Mr Steimbourg était moins lié avec Mr L’Ambert que le marquis de Villemaurin; il n’avait pas, comme lui, tous ses titres de propriété dans l’étude de la rue de Verneuil depuis quatre ou cinq générations. Il ne connaissait guère ces deux messieurs que par le cercle et la partie de whist; peut-être aussi par quelques courtages que le notaire lui avait fait gagner. Mais il était bon garçon et homme de sens; il fit donc à son tour quelque dépense de paroles pour raisonner et consoler ce malheureux. À son gré, Mr de Villemaurin mettait les choses au pis; il y avait plus de ressource. Dire que Mr L’Ambert resterait défiguré toute sa vie, c’était désespérer trop tôt de la science.
– À quoi nous servirait-il d’être nés au XIXe siècle, si le moindre accident devait être, comme autrefois, un malheur irréparable? Quelle supériorité aurions-nous sur les hommes de l’âge d’or? Ne blasphémons pas le saint nom du progrès. La chirurgie opératoire est, grâce à Dieu, plus florissante que jamais dans la patrie d’Ambroise Paré. Le bonhomme de Parthenay nous a cité quelques-uns des maîtres qui raccommodent victorieusement le corps humain. Nous voici aux portes de Paris, nous enverrons à la plus prochaine pharmacie, on nous y donnera l’adresse de Velpeau ou d’Huguier; votre valet de pied courra chez le grand homme et l’amènera chez vous. Je suis sûr d’avoir entendu dire que les chirurgiens refaisaient une lèvre, une paupière, un bout d’oreille: est-il donc plus difficile de restaurer un bout de nez?

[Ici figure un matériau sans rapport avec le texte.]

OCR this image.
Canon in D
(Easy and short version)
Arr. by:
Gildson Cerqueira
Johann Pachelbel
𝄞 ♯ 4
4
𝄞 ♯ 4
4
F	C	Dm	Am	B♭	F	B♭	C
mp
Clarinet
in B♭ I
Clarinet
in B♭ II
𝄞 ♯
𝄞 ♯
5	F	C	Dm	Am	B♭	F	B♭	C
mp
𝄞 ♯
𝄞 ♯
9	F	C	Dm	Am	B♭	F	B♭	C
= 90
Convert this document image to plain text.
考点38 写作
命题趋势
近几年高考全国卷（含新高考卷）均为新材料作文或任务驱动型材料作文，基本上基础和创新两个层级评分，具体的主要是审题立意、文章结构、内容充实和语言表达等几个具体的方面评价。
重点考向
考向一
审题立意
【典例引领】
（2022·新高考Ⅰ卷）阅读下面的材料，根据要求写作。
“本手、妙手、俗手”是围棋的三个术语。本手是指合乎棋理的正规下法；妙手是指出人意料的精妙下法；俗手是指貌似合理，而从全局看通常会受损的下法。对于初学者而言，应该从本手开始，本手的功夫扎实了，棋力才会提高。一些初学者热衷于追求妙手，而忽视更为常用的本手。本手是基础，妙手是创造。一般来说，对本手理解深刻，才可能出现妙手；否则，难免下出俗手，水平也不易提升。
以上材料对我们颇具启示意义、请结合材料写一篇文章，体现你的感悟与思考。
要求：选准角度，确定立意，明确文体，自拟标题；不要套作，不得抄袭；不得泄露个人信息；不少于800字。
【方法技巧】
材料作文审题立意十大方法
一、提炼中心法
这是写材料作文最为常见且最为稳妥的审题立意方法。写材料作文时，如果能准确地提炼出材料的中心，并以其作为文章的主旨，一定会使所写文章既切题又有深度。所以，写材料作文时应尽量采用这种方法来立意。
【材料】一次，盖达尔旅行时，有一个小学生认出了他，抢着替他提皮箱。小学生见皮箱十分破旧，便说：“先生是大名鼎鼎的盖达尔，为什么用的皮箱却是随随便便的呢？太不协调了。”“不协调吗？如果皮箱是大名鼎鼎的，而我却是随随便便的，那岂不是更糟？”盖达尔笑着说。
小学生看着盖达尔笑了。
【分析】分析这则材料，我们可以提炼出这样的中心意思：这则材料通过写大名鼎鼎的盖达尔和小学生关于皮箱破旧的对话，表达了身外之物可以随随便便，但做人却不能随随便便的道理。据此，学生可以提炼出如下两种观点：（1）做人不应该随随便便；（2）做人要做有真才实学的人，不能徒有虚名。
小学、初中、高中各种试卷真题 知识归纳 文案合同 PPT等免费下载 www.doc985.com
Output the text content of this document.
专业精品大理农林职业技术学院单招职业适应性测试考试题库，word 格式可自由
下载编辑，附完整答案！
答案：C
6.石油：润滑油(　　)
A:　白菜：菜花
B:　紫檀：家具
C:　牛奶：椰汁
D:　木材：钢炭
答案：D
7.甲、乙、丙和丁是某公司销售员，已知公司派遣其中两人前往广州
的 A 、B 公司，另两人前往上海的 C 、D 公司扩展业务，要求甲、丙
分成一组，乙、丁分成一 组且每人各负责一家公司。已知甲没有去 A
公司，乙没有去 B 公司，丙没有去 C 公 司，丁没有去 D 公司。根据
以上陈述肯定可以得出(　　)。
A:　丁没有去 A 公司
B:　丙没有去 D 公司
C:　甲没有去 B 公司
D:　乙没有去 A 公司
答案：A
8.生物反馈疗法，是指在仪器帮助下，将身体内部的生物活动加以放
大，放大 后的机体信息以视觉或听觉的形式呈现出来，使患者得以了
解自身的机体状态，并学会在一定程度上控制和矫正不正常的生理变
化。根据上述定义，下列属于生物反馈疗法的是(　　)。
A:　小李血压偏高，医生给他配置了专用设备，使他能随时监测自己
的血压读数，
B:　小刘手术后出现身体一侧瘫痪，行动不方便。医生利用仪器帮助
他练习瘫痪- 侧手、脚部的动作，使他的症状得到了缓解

Cette espérance était bien vague; elle ranima pourtant le pauvre notaire, qui, depuis une demi-heure, ne saignait plus. L’idée de redevenir ce qu’il était et de reprendre le cours de sa vie, le jetait dans une sorte de délire. Tant il est vrai qu’on n’apprécie le bonheur d’être complet que lorsqu’on l’a perdu.
– Ah! mes amis, s’écriait-il en tordant ses mains l’une dans l’autre, ma fortune appartient à l’homme qui me guérira! Quels que soient les tourments qu’il me faudra endurer, j’y souscris de grand cœur si l’on m’assure du succès; je ne regarderai pas plus à la souffrance qu’à la dépense!
C’est dans ces sentiments qu’il regagna la rue de Verneuil, tandis que son valet de pied cherchait l’adresse des chirurgiens célèbres. Le marquis et Mr Steimbourg le ramenèrent jusque dans sa chambre et prirent congé de lui, l’un pour aller rassurer sa femme et ses filles, qu’il n’avait pas vues depuis la veille au soir, l’autre pour courir à la Bourse.